そこには、見本市のように、武器が格納されたボックスが羅列されていた。
その中の、No.33と書いてある箱が開く。
- 44: 作者 ◆Cy/9gwA.RE :2007/06/27(水) 20:02:40.14 ID:MVtdHWVX0
( メωФ)「……ハンマー?」
/ ,' 3「少し違うの。答えは、メイス、槌矛じゃ」
中に入っていたのは、頭の部分が十字になっている、大きなメイス。
相手の頭部めがけ振り下ろし、砕く為に用いられた、金属性打撃の代表ともいえるものである。
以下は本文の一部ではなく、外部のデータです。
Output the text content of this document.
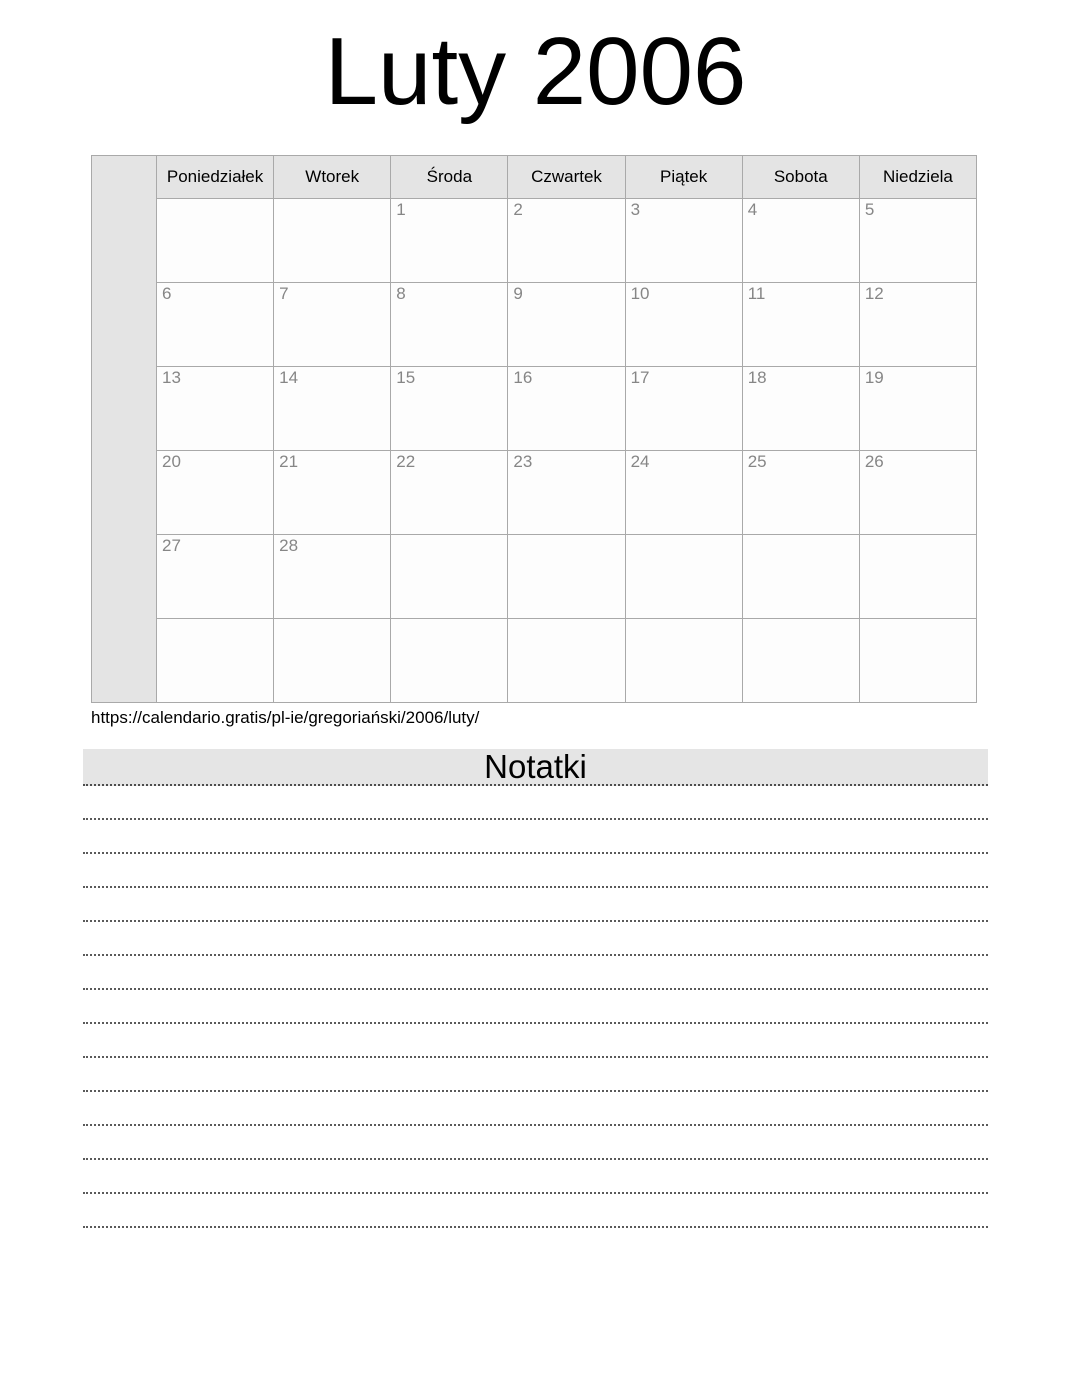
Luty 2006
	Poniedziałek	Wtorek	Środa	Czwartek	Piątek	Sobota	Niedziela
			1	2	3	4	5
	6	7	8	9	10	11	12
	13	14	15	16	17	18	19
	20	21	22	23	24	25	26
	27	28					

https://calendario.gratis/pl-ie/gregoriański/2006/luty/
Notatki
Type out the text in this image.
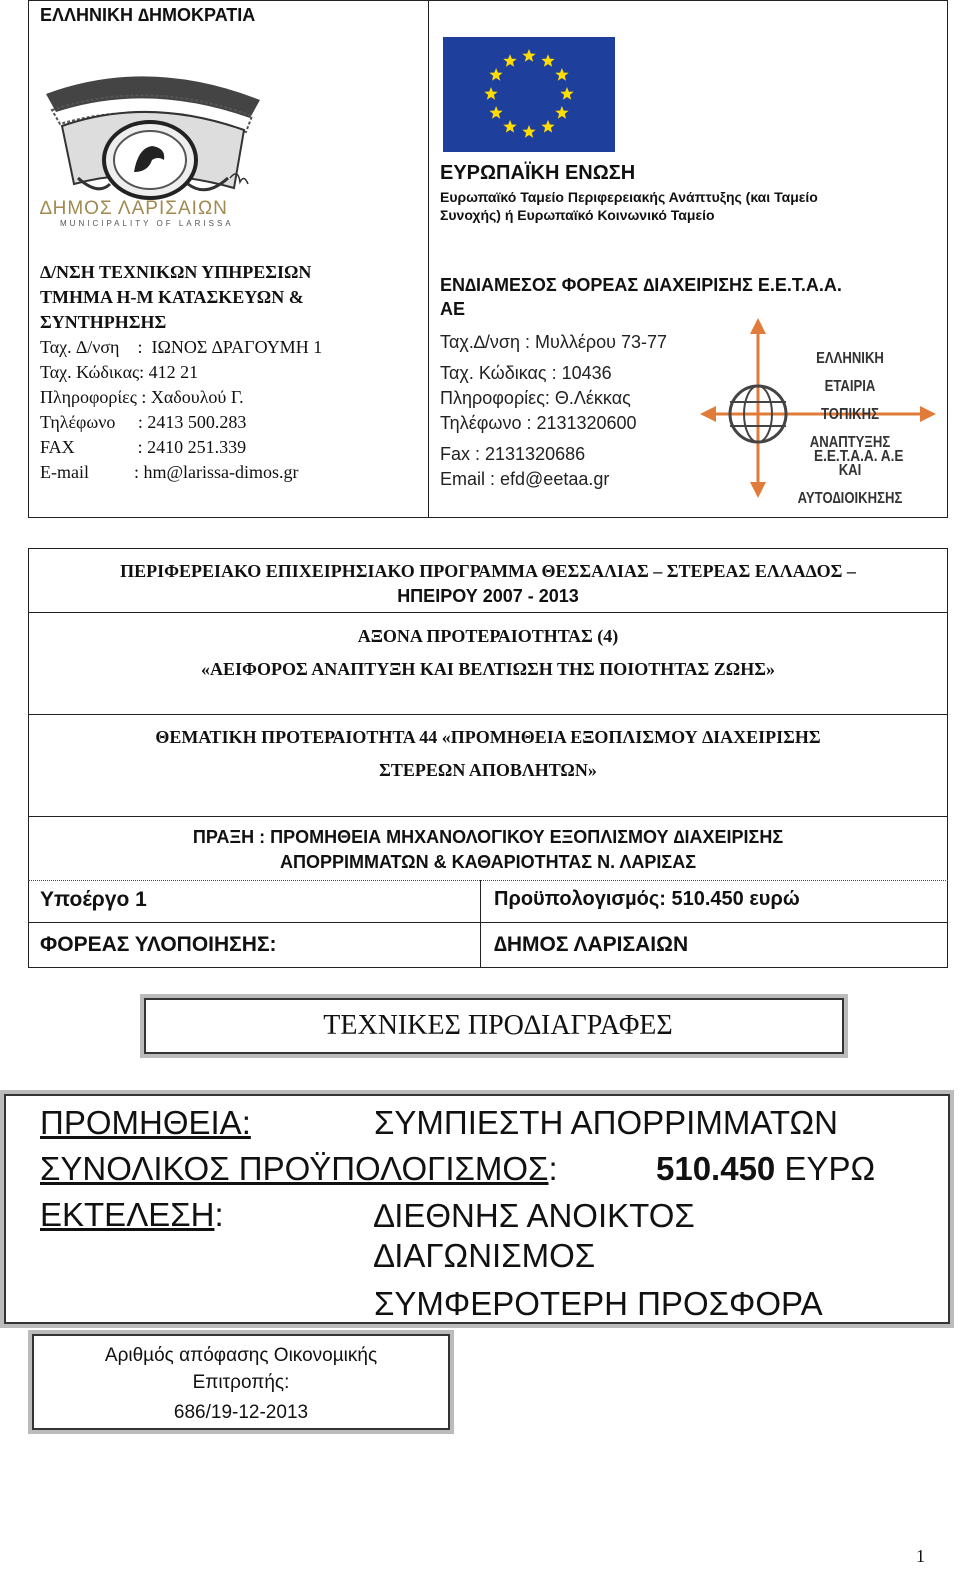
ΕΛΛΗΝΙΚΗ ∆ΗΜΟΚΡΑΤΙΑ
∆ΗΜΟΣ ΛΑΡΙΣΑΙΩΝ
MUNICIPALITY OF LARISSA
∆/ΝΣΗ ΤΕΧΝΙΚΩΝ ΥΠΗΡΕΣΙΩΝ
ΤΜΗΜΑ Η-Μ ΚΑΤΑΣΚΕΥΩΝ &
ΣΥΝΤΗΡΗΣΗΣ
Ταχ. ∆/νση    :  ΙΩΝΟΣ ∆ΡΑΓΟΥΜΗ 1
Ταχ. Κώδικας: 412 21
Πληροφορίες : Χαδουλού Γ.
Τηλέφωνο     : 2413 500.283
FAX              : 2410 251.339
E-mail          : hm@larissa-dimos.gr
ΕΥΡΩΠΑΪΚΗ ΕΝΩΣΗ
Ευρωπαϊκό Ταμείο Περιφερειακής Ανάπτυξης (και Ταμείο
Συνοχής) ή Ευρωπαϊκό Κοινωνικό Ταμείο
ΕΝ∆ΙΑΜΕΣΟΣ ΦΟΡΕΑΣ ∆ΙΑΧΕΙΡΙΣΗΣ Ε.Ε.Τ.Α.Α.
ΑΕ
Ταχ.∆/νση : Μυλλέρου 73-77
Ταχ. Κώδικας : 10436
Πληροφορίες: Θ.Λέκκας
Τηλέφωνο : 2131320600
Fax : 2131320686
Email : efd@eetaa.gr
ΕΛΛΗΝΙΚΗ ΕΤΑΙΡΙΑ
ΤΟΠΙΚΗΣ ΑΝΑΠΤΥΞΗΣ
ΚΑΙ ΑΥΤΟ∆ΙΟΙΚΗΣΗΣ
Ε.Ε.Τ.Α.Α. Α.Ε
ΠΕΡΙΦΕΡΕΙΑΚΟ ΕΠΙΧΕΙΡΗΣΙΑΚΟ ΠΡΟΓΡΑΜΜΑ ΘΕΣΣΑΛΙΑΣ – ΣΤΕΡΕΑΣ ΕΛΛΑ∆ΟΣ –
ΗΠΕΙΡΟΥ 2007 - 2013
ΑΞΟΝΑ ΠΡΟΤΕΡΑΙΟΤΗΤΑΣ (4)
«ΑΕΙΦΟΡΟΣ ΑΝΑΠΤΥΞΗ ΚΑΙ ΒΕΛΤΙΩΣΗ ΤΗΣ ΠΟΙΟΤΗΤΑΣ ΖΩΗΣ»
ΘΕΜΑΤΙΚΗ ΠΡΟΤΕΡΑΙΟΤΗΤΑ 44 «ΠΡΟΜΗΘΕΙΑ ΕΞΟΠΛΙΣΜΟΥ ∆ΙΑΧΕΙΡΙΣΗΣ
ΣΤΕΡΕΩΝ ΑΠΟΒΛΗΤΩΝ»
ΠΡΑΞΗ : ΠΡΟΜΗΘΕΙΑ ΜΗΧΑΝΟΛΟΓΙΚΟΥ ΕΞΟΠΛΙΣΜΟΥ ∆ΙΑΧΕΙΡΙΣΗΣ
ΑΠΟΡΡΙΜΜΑΤΩΝ & ΚΑΘΑΡΙΟΤΗΤΑΣ Ν. ΛΑΡΙΣΑΣ
Υποέργο 1	Προϋπολογισµός: 510.450 ευρώ
ΦΟΡΕΑΣ ΥΛΟΠΟΙΗΣΗΣ:	∆ΗΜΟΣ ΛΑΡΙΣΑΙΩΝ
ΤΕΧΝΙΚΕΣ ΠΡΟ∆ΙΑΓΡΑΦΕΣ
ΠΡΟΜΗΘΕΙΑ:	ΣΥΜΠΙΕΣΤΗ ΑΠΟΡΡΙΜΜΑΤΩΝ
ΣΥΝΟΛΙΚΟΣ ΠΡΟΫΠΟΛΟΓΙΣΜΟΣ:	510.450 ΕΥΡΩ
ΕΚΤΕΛΕΣΗ:	∆ΙΕΘΝΗΣ ΑΝΟΙΚΤΟΣ
∆ΙΑΓΩΝΙΣΜΟΣ
ΣΥΜΦΕΡΟΤΕΡΗ ΠΡΟΣΦΟΡΑ
Αριθµός απόφασης Οικονοµικής
Επιτροπής:
686/19-12-2013
1
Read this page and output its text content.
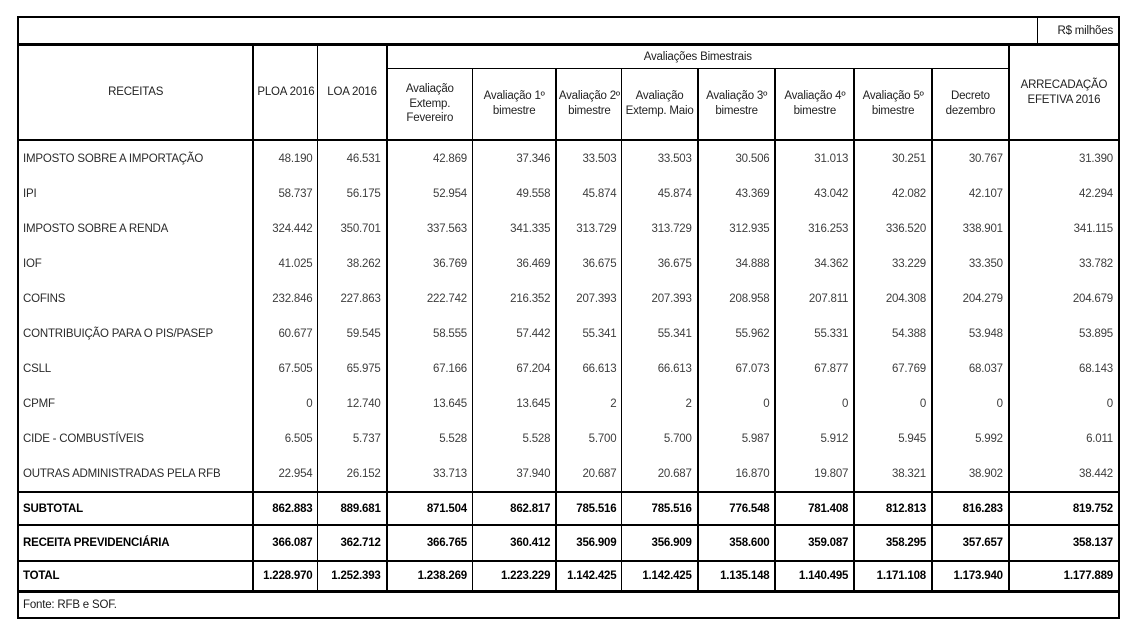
R$ milhões
RECEITAS	PLOA 2016	LOA 2016	Avaliações Bimestrais								ARRECADAÇÃO EFETIVA 2016
			Avaliação Extemp. Fevereiro	Avaliação 1º bimestre	Avaliação 2º bimestre	Avaliação Extemp. Maio	Avaliação 3º bimestre	Avaliação 4º bimestre	Avaliação 5º bimestre	Decreto dezembro	
IMPOSTO SOBRE A IMPORTAÇÃO	48.190	46.531	42.869	37.346	33.503	33.503	30.506	31.013	30.251	30.767	31.390
IPI	58.737	56.175	52.954	49.558	45.874	45.874	43.369	43.042	42.082	42.107	42.294
IMPOSTO SOBRE A RENDA	324.442	350.701	337.563	341.335	313.729	313.729	312.935	316.253	336.520	338.901	341.115
IOF	41.025	38.262	36.769	36.469	36.675	36.675	34.888	34.362	33.229	33.350	33.782
COFINS	232.846	227.863	222.742	216.352	207.393	207.393	208.958	207.811	204.308	204.279	204.679
CONTRIBUIÇÃO PARA O PIS/PASEP	60.677	59.545	58.555	57.442	55.341	55.341	55.962	55.331	54.388	53.948	53.895
CSLL	67.505	65.975	67.166	67.204	66.613	66.613	67.073	67.877	67.769	68.037	68.143
CPMF	0	12.740	13.645	13.645	2	2	0	0	0	0	0
CIDE - COMBUSTÍVEIS	6.505	5.737	5.528	5.528	5.700	5.700	5.987	5.912	5.945	5.992	6.011
OUTRAS ADMINISTRADAS PELA RFB	22.954	26.152	33.713	37.940	20.687	20.687	16.870	19.807	38.321	38.902	38.442
SUBTOTAL	862.883	889.681	871.504	862.817	785.516	785.516	776.548	781.408	812.813	816.283	819.752
RECEITA PREVIDENCIÁRIA	366.087	362.712	366.765	360.412	356.909	356.909	358.600	359.087	358.295	357.657	358.137
TOTAL	1.228.970	1.252.393	1.238.269	1.223.229	1.142.425	1.142.425	1.135.148	1.140.495	1.171.108	1.173.940	1.177.889
Fonte: RFB e SOF.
/ ,' 3「このメイスはの、ヴィプクロメタリウムを使っておる」
( メωФ)「……なぜ武器にもヴィプクロメタリウムを?」
/ ,' 3「おもしろそうじゃろ?」
あっけらかんと答えを返す荒巻を見て、ロマネスクは逆に安心してしまった。
いつも難しいことばかり考えている叔父が、このように、好奇心のみで、子供のように武器を開発しているということに、嬉しくなってしまったのである。
( メωФ)「それで、この武器の特徴は?」
/ ,' 3「従来よりも、物質的硬度の上昇、というのもあるが、ヴィプクロメタリウムにしたことによって、駆動兵器と連動することができる」
荒巻の言う事は、駆動兵器の外部プラグに接続、搭乗者の"流れ"を充電しておく事によって、
充電をしない場合よりも、エネルギーを放出しながら敵を殴打するので、破壊力を増す事ができる、ということであった。
- 45: 作者 ◆Cy/9gwA.RE :2007/06/27(水) 20:06:03.20 ID:MVtdHWVX0
/ ,' 3「恐らく、相手も駆動兵器を何体かは出してくるじゃろう。
そして、向こうの駆動兵器が、ヴィプクロメタリウムを使用していた場合、容易には倒せなくなる。そのための武器じゃ」
( メωФ)「……了解しました」
/ ,' 3「うむ。それでは、全速力でスレスト湿地まで頼んだぞ」
( メωФ)「……計算によると、スレスト湿地まで、全力で飛ばして80分前後ですね」
/ ,' 3「ならば60分で行って見せい。ロマネスク、お主ならできるであろう?」
( メωФ)「もちろんです。駆動兵器の力を引き出すのは、自分なのですから」
カタパルトが、重そうな口を開き、外への道が開けた。
紫色のボディが、太陽に当たり、映える。背中のブーストに火が点り、ロマネスクと荒巻は、グッと力を入れる。
( メωФ)「では、行きますよ……!!!」
フワリと浮くように飛び出し、中空で一気に加速を始めるVP。
VGほどではないが、ブーストの反射を利用し、飛び跳ねるようにしてスレスト湿地へと飛ぶ。
クマーと荒巻。
二人は何を思い戦争へと出向いていくのか。
スレスト湿地へ、駆動兵器が集結する――。